Oshodham & Osho World Galleria : Online Magazine - August 15 to September 15, 2012
 
LAUGH YOUR WAY TO GOD
 
 

Laughter comes out of health. It's an overflowing energy. That's why children can laugh and their laughter is total. Their whole body is involved in it -- when they laugh you can see their toes laughing. The whole body, every cell, every fiber of the body, is laughing and vibrating. They are so full of health, so vital; everything is flowing.
OSHO
A Bird on the Wing, Chapter-10

1. Pappu To Boss: "I Got To Definitely Have A Salary Increase, Three Other Companies Are After Me"
Boss: "Really? Which Are The Three Companies?"
Pappu: "The Electricity Company, The Telephone Company And The Gas Company"

2. Normal people believe that if it isn't broke, don't fix it.
Engineers believe that if it isn't broke, it doesn't have enough features yet.

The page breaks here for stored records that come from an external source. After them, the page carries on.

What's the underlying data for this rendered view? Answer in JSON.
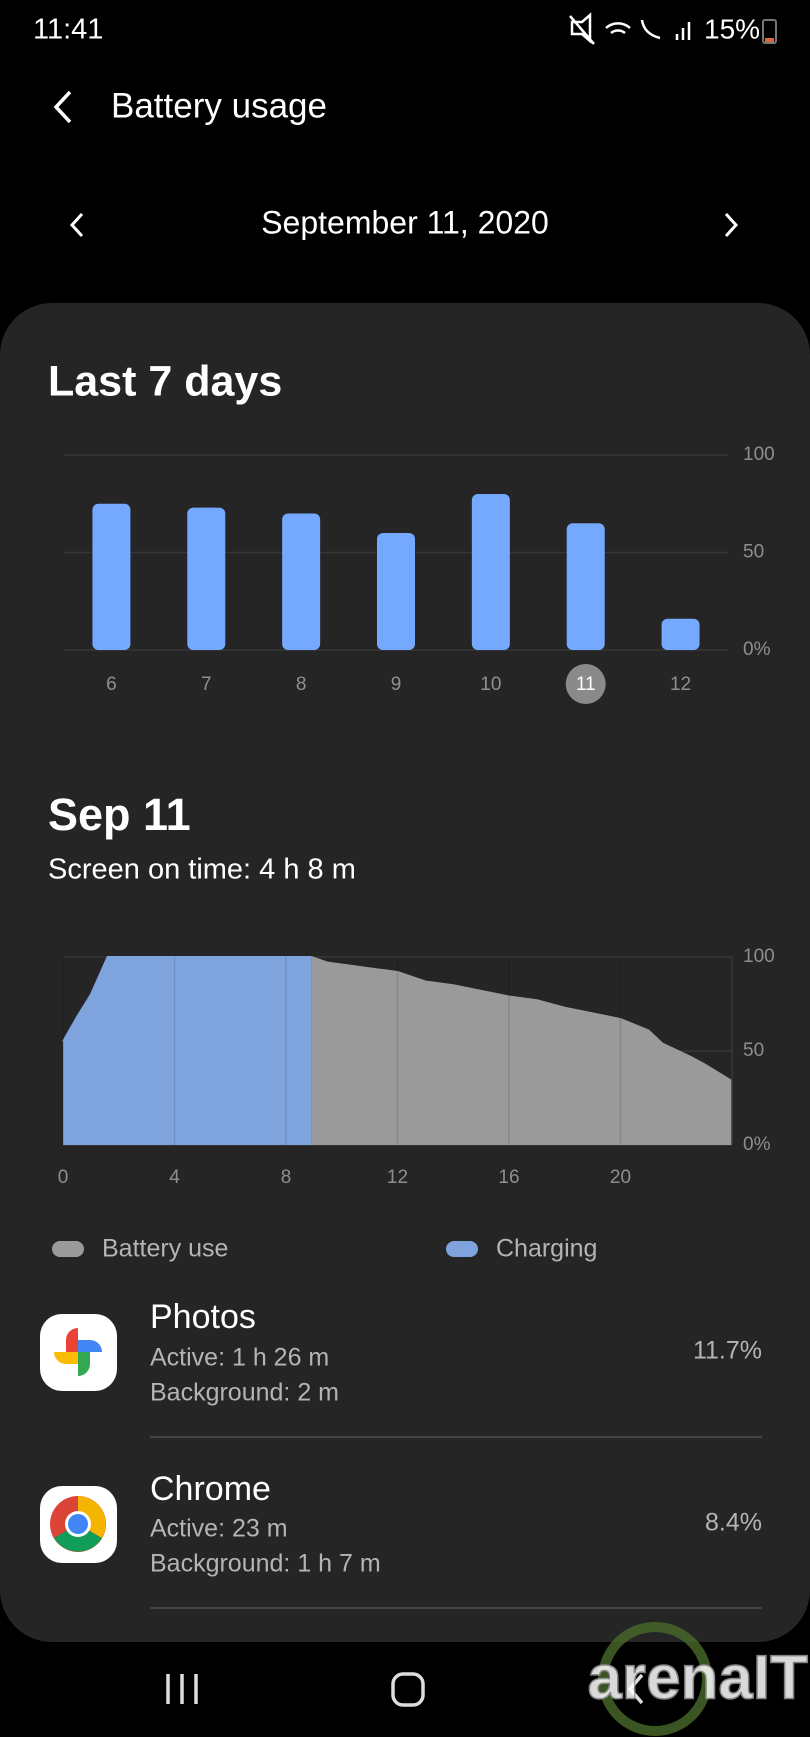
{
  "status_bar": {
    "time": "11:41",
    "battery": "15%"
  },
  "header": {
    "title": "Battery usage"
  },
  "date_nav": {
    "date": "September 11, 2020"
  },
  "chart_data": [
    {
      "type": "bar",
      "title": "Last 7 days",
      "categories": [
        "6",
        "7",
        "8",
        "9",
        "10",
        "11",
        "12"
      ],
      "values": [
        75,
        73,
        70,
        60,
        80,
        65,
        16
      ],
      "color": "#75a8ff",
      "selected_index": 5,
      "ylim": [
        0,
        100
      ],
      "yticks": [
        {
          "value": 0,
          "label": "0%"
        },
        50,
        100
      ],
      "grid": true
    },
    {
      "type": "area",
      "title": "Sep 11",
      "subtitle": "Screen on time: 4 h 8 m",
      "xlim": [
        0,
        24
      ],
      "xticks": [
        0,
        4,
        8,
        12,
        16,
        20
      ],
      "ylim": [
        0,
        100
      ],
      "yticks": [
        {
          "value": 0,
          "label": "0%"
        },
        50,
        100
      ],
      "grid": true,
      "series": [
        {
          "name": "Battery use",
          "color": "#9a9a9a",
          "x": [
            8.9,
            9.5,
            12,
            13,
            14,
            16,
            17,
            18,
            19,
            20,
            21,
            21.5,
            22.5,
            23,
            24
          ],
          "values": [
            100,
            97,
            92,
            87,
            85,
            79,
            77,
            73,
            70,
            67,
            61,
            54,
            47,
            43,
            34
          ]
        },
        {
          "name": "Charging",
          "color": "#7fa3dc",
          "x": [
            0,
            0.5,
            1,
            1.6,
            8.9
          ],
          "values": [
            55,
            68,
            80,
            100,
            100
          ]
        }
      ]
    }
  ],
  "apps": [
    {
      "name": "Photos",
      "active": "Active: 1 h 26 m",
      "background": "Background: 2 m",
      "percent": "11.7%"
    },
    {
      "name": "Chrome",
      "active": "Active: 23 m",
      "background": "Background: 1 h 7 m",
      "percent": "8.4%"
    }
  ],
  "watermark": "arenaIT"
}
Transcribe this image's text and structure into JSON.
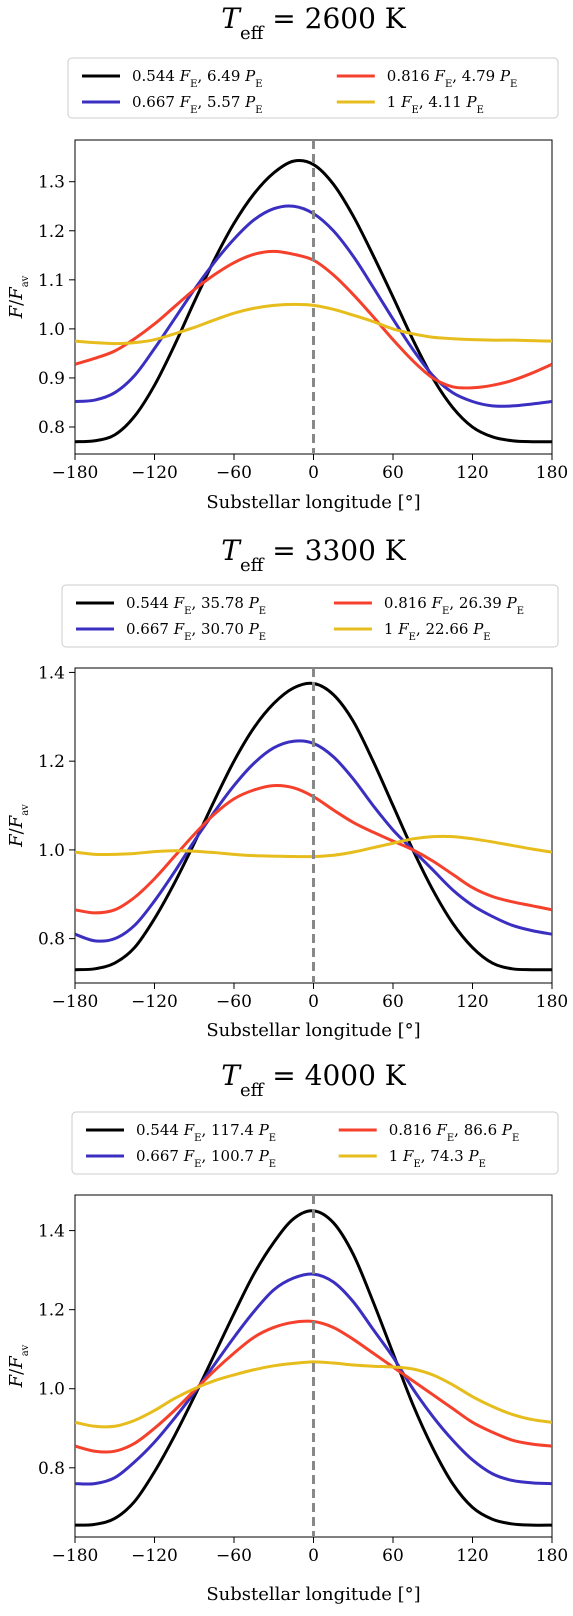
{
  "chart_data": [
    {
      "type": "line",
      "title": "T_eff = 2600 K",
      "title_parts": {
        "symbol": "T",
        "subscript": "eff",
        "rest": " = 2600 K"
      },
      "xlabel": "Substellar longitude [°]",
      "ylabel": "F/F_av",
      "ylabel_parts": {
        "numerator": "F",
        "denominator": "F",
        "subscript": "av"
      },
      "xlim": [
        -180,
        180
      ],
      "ylim": [
        0.745,
        1.385
      ],
      "xticks": [
        -180,
        -120,
        -60,
        0,
        60,
        120,
        180
      ],
      "xtick_labels": [
        "−180",
        "−120",
        "−60",
        "0",
        "60",
        "120",
        "180"
      ],
      "yticks": [
        0.8,
        0.9,
        1.0,
        1.1,
        1.2,
        1.3
      ],
      "ytick_labels": [
        "0.8",
        "0.9",
        "1.0",
        "1.1",
        "1.2",
        "1.3"
      ],
      "substellar_marker_x": 0,
      "legend_position": "top",
      "series": [
        {
          "name": "0.544 F_E, 6.49 P_E",
          "color": "#000000",
          "label_parts": {
            "flux": "0.544",
            "period": "6.49"
          },
          "x": [
            -180,
            -165,
            -150,
            -135,
            -120,
            -105,
            -90,
            -75,
            -60,
            -45,
            -30,
            -15,
            0,
            15,
            30,
            45,
            60,
            75,
            90,
            105,
            120,
            135,
            150,
            165,
            180
          ],
          "y": [
            0.77,
            0.772,
            0.784,
            0.822,
            0.885,
            0.966,
            1.055,
            1.14,
            1.215,
            1.275,
            1.318,
            1.342,
            1.335,
            1.295,
            1.23,
            1.15,
            1.065,
            0.978,
            0.9,
            0.84,
            0.8,
            0.78,
            0.772,
            0.77,
            0.77
          ]
        },
        {
          "name": "0.667 F_E, 5.57 P_E",
          "color": "#3a2fc0",
          "label_parts": {
            "flux": "0.667",
            "period": "5.57"
          },
          "x": [
            -180,
            -165,
            -150,
            -135,
            -120,
            -105,
            -90,
            -75,
            -60,
            -45,
            -30,
            -15,
            0,
            15,
            30,
            45,
            60,
            75,
            90,
            105,
            120,
            135,
            150,
            165,
            180
          ],
          "y": [
            0.852,
            0.855,
            0.87,
            0.905,
            0.96,
            1.02,
            1.08,
            1.135,
            1.183,
            1.222,
            1.245,
            1.25,
            1.235,
            1.2,
            1.148,
            1.085,
            1.02,
            0.958,
            0.905,
            0.87,
            0.852,
            0.843,
            0.843,
            0.847,
            0.852
          ]
        },
        {
          "name": "0.816 F_E, 4.79 P_E",
          "color": "#f5402c",
          "label_parts": {
            "flux": "0.816",
            "period": "4.79"
          },
          "x": [
            -180,
            -165,
            -150,
            -135,
            -120,
            -105,
            -90,
            -75,
            -60,
            -45,
            -30,
            -15,
            0,
            15,
            30,
            45,
            60,
            75,
            90,
            105,
            120,
            135,
            150,
            165,
            180
          ],
          "y": [
            0.928,
            0.94,
            0.955,
            0.98,
            1.01,
            1.045,
            1.08,
            1.11,
            1.135,
            1.152,
            1.158,
            1.152,
            1.14,
            1.11,
            1.07,
            1.025,
            0.978,
            0.935,
            0.9,
            0.882,
            0.88,
            0.885,
            0.895,
            0.91,
            0.928
          ]
        },
        {
          "name": "1 F_E, 4.11 P_E",
          "color": "#e6bd1c",
          "label_parts": {
            "flux": "1",
            "period": "4.11"
          },
          "x": [
            -180,
            -165,
            -150,
            -135,
            -120,
            -105,
            -90,
            -75,
            -60,
            -45,
            -30,
            -15,
            0,
            15,
            30,
            45,
            60,
            75,
            90,
            105,
            120,
            135,
            150,
            165,
            180
          ],
          "y": [
            0.975,
            0.972,
            0.97,
            0.972,
            0.978,
            0.99,
            1.003,
            1.018,
            1.032,
            1.042,
            1.048,
            1.05,
            1.048,
            1.04,
            1.028,
            1.015,
            1.0,
            0.99,
            0.983,
            0.98,
            0.978,
            0.977,
            0.977,
            0.976,
            0.975
          ]
        }
      ]
    },
    {
      "type": "line",
      "title": "T_eff = 3300 K",
      "title_parts": {
        "symbol": "T",
        "subscript": "eff",
        "rest": " = 3300 K"
      },
      "xlabel": "Substellar longitude [°]",
      "ylabel": "F/F_av",
      "ylabel_parts": {
        "numerator": "F",
        "denominator": "F",
        "subscript": "av"
      },
      "xlim": [
        -180,
        180
      ],
      "ylim": [
        0.7,
        1.41
      ],
      "xticks": [
        -180,
        -120,
        -60,
        0,
        60,
        120,
        180
      ],
      "xtick_labels": [
        "−180",
        "−120",
        "−60",
        "0",
        "60",
        "120",
        "180"
      ],
      "yticks": [
        0.8,
        1.0,
        1.2,
        1.4
      ],
      "ytick_labels": [
        "0.8",
        "1.0",
        "1.2",
        "1.4"
      ],
      "substellar_marker_x": 0,
      "legend_position": "top",
      "series": [
        {
          "name": "0.544 F_E, 35.78 P_E",
          "color": "#000000",
          "label_parts": {
            "flux": "0.544",
            "period": "35.78"
          },
          "x": [
            -180,
            -165,
            -150,
            -135,
            -120,
            -105,
            -90,
            -75,
            -60,
            -45,
            -30,
            -15,
            0,
            15,
            30,
            45,
            60,
            75,
            90,
            105,
            120,
            135,
            150,
            165,
            180
          ],
          "y": [
            0.73,
            0.732,
            0.745,
            0.78,
            0.845,
            0.925,
            1.015,
            1.11,
            1.2,
            1.275,
            1.33,
            1.365,
            1.375,
            1.35,
            1.29,
            1.2,
            1.1,
            1.0,
            0.91,
            0.835,
            0.78,
            0.745,
            0.732,
            0.73,
            0.73
          ]
        },
        {
          "name": "0.667 F_E, 30.70 P_E",
          "color": "#3a2fc0",
          "label_parts": {
            "flux": "0.667",
            "period": "30.70"
          },
          "x": [
            -180,
            -165,
            -150,
            -135,
            -120,
            -105,
            -90,
            -75,
            -60,
            -45,
            -30,
            -15,
            0,
            15,
            30,
            45,
            60,
            75,
            90,
            105,
            120,
            135,
            150,
            165,
            180
          ],
          "y": [
            0.81,
            0.795,
            0.8,
            0.83,
            0.885,
            0.95,
            1.02,
            1.085,
            1.145,
            1.195,
            1.23,
            1.245,
            1.24,
            1.21,
            1.16,
            1.1,
            1.045,
            1.0,
            0.955,
            0.91,
            0.875,
            0.85,
            0.83,
            0.818,
            0.81
          ]
        },
        {
          "name": "0.816 F_E, 26.39 P_E",
          "color": "#f5402c",
          "label_parts": {
            "flux": "0.816",
            "period": "26.39"
          },
          "x": [
            -180,
            -165,
            -150,
            -135,
            -120,
            -105,
            -90,
            -75,
            -60,
            -45,
            -30,
            -15,
            0,
            15,
            30,
            45,
            60,
            75,
            90,
            105,
            120,
            135,
            150,
            165,
            180
          ],
          "y": [
            0.865,
            0.858,
            0.865,
            0.893,
            0.935,
            0.985,
            1.035,
            1.08,
            1.115,
            1.135,
            1.145,
            1.14,
            1.12,
            1.09,
            1.062,
            1.04,
            1.02,
            1.0,
            0.975,
            0.945,
            0.915,
            0.895,
            0.883,
            0.874,
            0.865
          ]
        },
        {
          "name": "1 F_E, 22.66 P_E",
          "color": "#e6bd1c",
          "label_parts": {
            "flux": "1",
            "period": "22.66"
          },
          "x": [
            -180,
            -165,
            -150,
            -135,
            -120,
            -105,
            -90,
            -75,
            -60,
            -45,
            -30,
            -15,
            0,
            15,
            30,
            45,
            60,
            75,
            90,
            105,
            120,
            135,
            150,
            165,
            180
          ],
          "y": [
            0.995,
            0.99,
            0.99,
            0.992,
            0.996,
            0.998,
            0.997,
            0.994,
            0.99,
            0.987,
            0.986,
            0.985,
            0.985,
            0.988,
            0.995,
            1.005,
            1.015,
            1.025,
            1.03,
            1.03,
            1.025,
            1.018,
            1.01,
            1.002,
            0.995
          ]
        }
      ]
    },
    {
      "type": "line",
      "title": "T_eff = 4000 K",
      "title_parts": {
        "symbol": "T",
        "subscript": "eff",
        "rest": " = 4000 K"
      },
      "xlabel": "Substellar longitude [°]",
      "ylabel": "F/F_av",
      "ylabel_parts": {
        "numerator": "F",
        "denominator": "F",
        "subscript": "av"
      },
      "xlim": [
        -180,
        180
      ],
      "ylim": [
        0.625,
        1.49
      ],
      "xticks": [
        -180,
        -120,
        -60,
        0,
        60,
        120,
        180
      ],
      "xtick_labels": [
        "−180",
        "−120",
        "−60",
        "0",
        "60",
        "120",
        "180"
      ],
      "yticks": [
        0.8,
        1.0,
        1.2,
        1.4
      ],
      "ytick_labels": [
        "0.8",
        "1.0",
        "1.2",
        "1.4"
      ],
      "substellar_marker_x": 0,
      "legend_position": "top",
      "series": [
        {
          "name": "0.544 F_E, 117.4 P_E",
          "color": "#000000",
          "label_parts": {
            "flux": "0.544",
            "period": "117.4"
          },
          "x": [
            -180,
            -165,
            -150,
            -135,
            -120,
            -105,
            -90,
            -75,
            -60,
            -45,
            -30,
            -15,
            0,
            15,
            30,
            45,
            60,
            75,
            90,
            105,
            120,
            135,
            150,
            165,
            180
          ],
          "y": [
            0.655,
            0.657,
            0.672,
            0.715,
            0.79,
            0.88,
            0.98,
            1.085,
            1.19,
            1.29,
            1.37,
            1.43,
            1.45,
            1.42,
            1.34,
            1.22,
            1.09,
            0.96,
            0.85,
            0.76,
            0.7,
            0.67,
            0.658,
            0.655,
            0.655
          ]
        },
        {
          "name": "0.667 F_E, 100.7 P_E",
          "color": "#3a2fc0",
          "label_parts": {
            "flux": "0.667",
            "period": "100.7"
          },
          "x": [
            -180,
            -165,
            -150,
            -135,
            -120,
            -105,
            -90,
            -75,
            -60,
            -45,
            -30,
            -15,
            0,
            15,
            30,
            45,
            60,
            75,
            90,
            105,
            120,
            135,
            150,
            165,
            180
          ],
          "y": [
            0.76,
            0.76,
            0.775,
            0.815,
            0.865,
            0.925,
            0.99,
            1.06,
            1.13,
            1.195,
            1.25,
            1.28,
            1.29,
            1.27,
            1.22,
            1.15,
            1.08,
            1.0,
            0.93,
            0.87,
            0.82,
            0.785,
            0.768,
            0.762,
            0.76
          ]
        },
        {
          "name": "0.816 F_E, 86.6 P_E",
          "color": "#f5402c",
          "label_parts": {
            "flux": "0.816",
            "period": "86.6"
          },
          "x": [
            -180,
            -165,
            -150,
            -135,
            -120,
            -105,
            -90,
            -75,
            -60,
            -45,
            -30,
            -15,
            0,
            15,
            30,
            45,
            60,
            75,
            90,
            105,
            120,
            135,
            150,
            165,
            180
          ],
          "y": [
            0.855,
            0.842,
            0.842,
            0.862,
            0.9,
            0.945,
            0.995,
            1.045,
            1.09,
            1.13,
            1.155,
            1.168,
            1.17,
            1.155,
            1.125,
            1.09,
            1.055,
            1.02,
            0.985,
            0.95,
            0.915,
            0.89,
            0.87,
            0.86,
            0.855
          ]
        },
        {
          "name": "1 F_E, 74.3 P_E",
          "color": "#e6bd1c",
          "label_parts": {
            "flux": "1",
            "period": "74.3"
          },
          "x": [
            -180,
            -165,
            -150,
            -135,
            -120,
            -105,
            -90,
            -75,
            -60,
            -45,
            -30,
            -15,
            0,
            15,
            30,
            45,
            60,
            75,
            90,
            105,
            120,
            135,
            150,
            165,
            180
          ],
          "y": [
            0.915,
            0.905,
            0.905,
            0.92,
            0.945,
            0.975,
            1.0,
            1.02,
            1.035,
            1.048,
            1.058,
            1.064,
            1.068,
            1.065,
            1.06,
            1.057,
            1.055,
            1.05,
            1.035,
            1.01,
            0.98,
            0.955,
            0.935,
            0.922,
            0.915
          ]
        }
      ]
    }
  ]
}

3. Girl: Which Laptop do u have..?
Boy : I have a HP G-62 with Intel core i3 processor 2.3 Ghz,
Windows 7, 64 bit..
2 Gb RAM & Intel 1 Gb graphics Card..
And Which laptop do u have..?
Girl: A lovely pink coloured……..

4. A boss was telling an applicant the two main rules of the company..
He said,
"Our 2nd main rule is cleanliness. Did you wipe your feet on the mat before coming in?"
The applicant replied, "Yes sir! I did."
Then the boss said," Our 1st main rule is trustworthiness.
There was no mat!"

5. Two Tigers were resting under a tree..
Suddenly a RABBIT passed very fast
Tiger could not make out & asked
"What was that?"
2nd Tiger smiled and said:
Fast Food..

6. Husband SMS His Wife: "Hi, What You Doing Darling?"
Wife: "I'm dying"
Husband Jumps With Joy But Types: "Oh My Dear, How Can I Live Without You?"
Wife: "You Idiot I'm Dying My Hair"
Husband: "Bloody English"

7. A man meets an accident with his new Ferrari.
Policemen arrive.
Man: (cried) Officer! My brand new car!
Police replied:- You're such materialistic.
You even haven't notice that your left Arm has been cut off.
Man: (He looks at his left arm and yells.) OMG! My Rolex watch!.